Rights-holders in the digital age make use of what are known as "DMCA Takedown Notices" to require search engines and registrars to remove listings that direct users to infringing content.
Millions of these notices are served worldwide every year. However fraudulent notices are cropping up with increasing regularity. While Netflix, Disney and Amazon issue thousands of these notices, fraudsters are now submitting notices as if they were on behalf of these companies, masquerading as their lawyers.
The fraudulent DMCA notices that are cropping up most regularly at the moment fall in to one of two categories. The first are notices designed to generally disrupt and frustrate the DMCA process. These notices raise the cost of processing DMCA notices for the search engines and registrars. Those costs are raised because the fraudsters are sophisticated enough that some of their fraudulent notices are able to get by the automated sifters.

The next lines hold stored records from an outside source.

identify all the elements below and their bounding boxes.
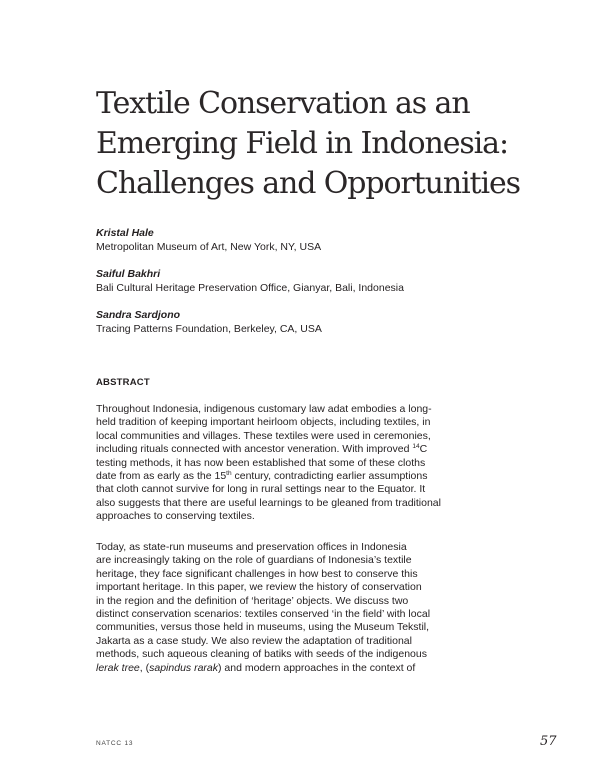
text-segment: century, contradicting earlier assumptions: [231, 470, 428, 483]
text-line: in the region and the definition of ‘heritage’ objects. We discuss two: [96, 594, 409, 607]
author-affiliation: Tracing Patterns Foundation, Berkeley, CA, USA: [96, 323, 322, 335]
text-segment: date from as early as the 15: [96, 470, 227, 483]
text-segment: ) and modern approaches in the context of: [218, 661, 416, 674]
text-line: distinct conservation scenarios: textiles conserved ‘in the field’ with local: [96, 608, 431, 621]
text-line: Jakarta as a case study. We also review the adaptation of traditional: [96, 634, 412, 647]
text-line: are increasingly taking on the role of guardians of Indonesia’s textile: [96, 554, 412, 567]
abstract-heading: ABSTRACT: [96, 377, 150, 388]
title-line: Textile Conservation as an: [96, 86, 470, 121]
author-block: [96, 308, 556, 336]
italic-term: lerak tree: [96, 661, 140, 674]
abstract-paragraph-2: [96, 541, 516, 675]
text-line: [96, 443, 516, 456]
text-line: that cloth cannot survive for long in rural settings near to the Equator. It: [96, 483, 426, 496]
text-line: heritage, they face significant challenges in how best to conserve this: [96, 567, 418, 580]
text-segment: C: [419, 443, 428, 456]
author-name: Saiful Bakhri: [96, 268, 161, 280]
author-affiliation: Bali Cultural Heritage Preservation Office, Gianyar, Bali, Indonesia: [96, 282, 404, 294]
text-line: also suggests that there are useful learnings to be gleaned from traditional: [96, 496, 441, 509]
text-line: testing methods, it has now been established that some of these cloths: [96, 456, 426, 469]
text-line: Throughout Indonesia, indigenous customary law adat embodies a long-: [96, 403, 432, 415]
title-line: Challenges and Opportunities: [96, 166, 520, 201]
text-segment: , (: [139, 661, 150, 674]
title-line: Emerging Field in Indonesia:: [96, 126, 508, 161]
text-line: [96, 470, 516, 483]
italic-term: sapindus rarak: [149, 661, 218, 674]
text-line: [96, 662, 516, 675]
text-line: Today, as state-run museums and preservation offices in Indonesia: [96, 541, 407, 553]
author-name: Kristal Hale: [96, 227, 154, 239]
paper-title: [96, 84, 566, 204]
superscript: 14: [412, 443, 420, 451]
superscript: th: [226, 470, 232, 478]
text-line: communities, versus those held in museums, using the Museum Tekstil,: [96, 621, 430, 634]
footer-journal: NATCC 13: [96, 740, 134, 747]
text-line: important heritage. In this paper, we review the history of conservation: [96, 581, 422, 594]
author-block: [96, 267, 556, 295]
text-line: approaches to conserving textiles.: [96, 510, 255, 523]
author-block: [96, 226, 556, 254]
text-line: local communities and villages. These textiles were used in ceremonies,: [96, 429, 431, 442]
text-line: held tradition of keeping important heirloom objects, including textiles, in: [96, 416, 431, 429]
author-name: Sandra Sardjono: [96, 309, 181, 321]
text-segment: including rituals connected with ancestor veneration. With improved: [96, 443, 413, 456]
text-line: methods, such aqueous cleaning of batiks with seeds of the indigenous: [96, 648, 427, 661]
author-affiliation: Metropolitan Museum of Art, New York, NY, USA: [96, 241, 322, 253]
abstract-paragraph-1: [96, 403, 516, 524]
page-number: 57: [540, 734, 557, 749]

The second type is significantly more devious (and, begrudgingly, very clever), and it is questionable whether they are actually undesirable from a rights-holder perspective. This fraud consists of digital pirates fraudulently masquerading as a legitimate rights holder ("the first pirate") and issuing notices against a different digital pirate ("the second pirate"). The purpose is to lower the second pirate's visibility to potential illegal content consumers, thereby increasing traffic to the first pirate's site.
If legitimate rights-holders engaged in this type of practice it would amount to an unlawful interference with trade. However, as the result of such fraud is to curb (at least one) digital pirate's activity, the act is not interfering with lawful trade. In fact, it is likely that rights-holders are delighted by these particular fraudulent notices, as pirates tend to know pirates, and will be aware of other illegal content providers.
What is undoubtedly harmful, however, is the potential damage to the reputation of the law firms impersonated, given the propensity for spelling, grammar, typography and vocabulary mistakes in the fraudulent notices.
Obviously this practice cannot go unchecked, and the search engines will be looking for ways to put a swift end to this abuse of the system.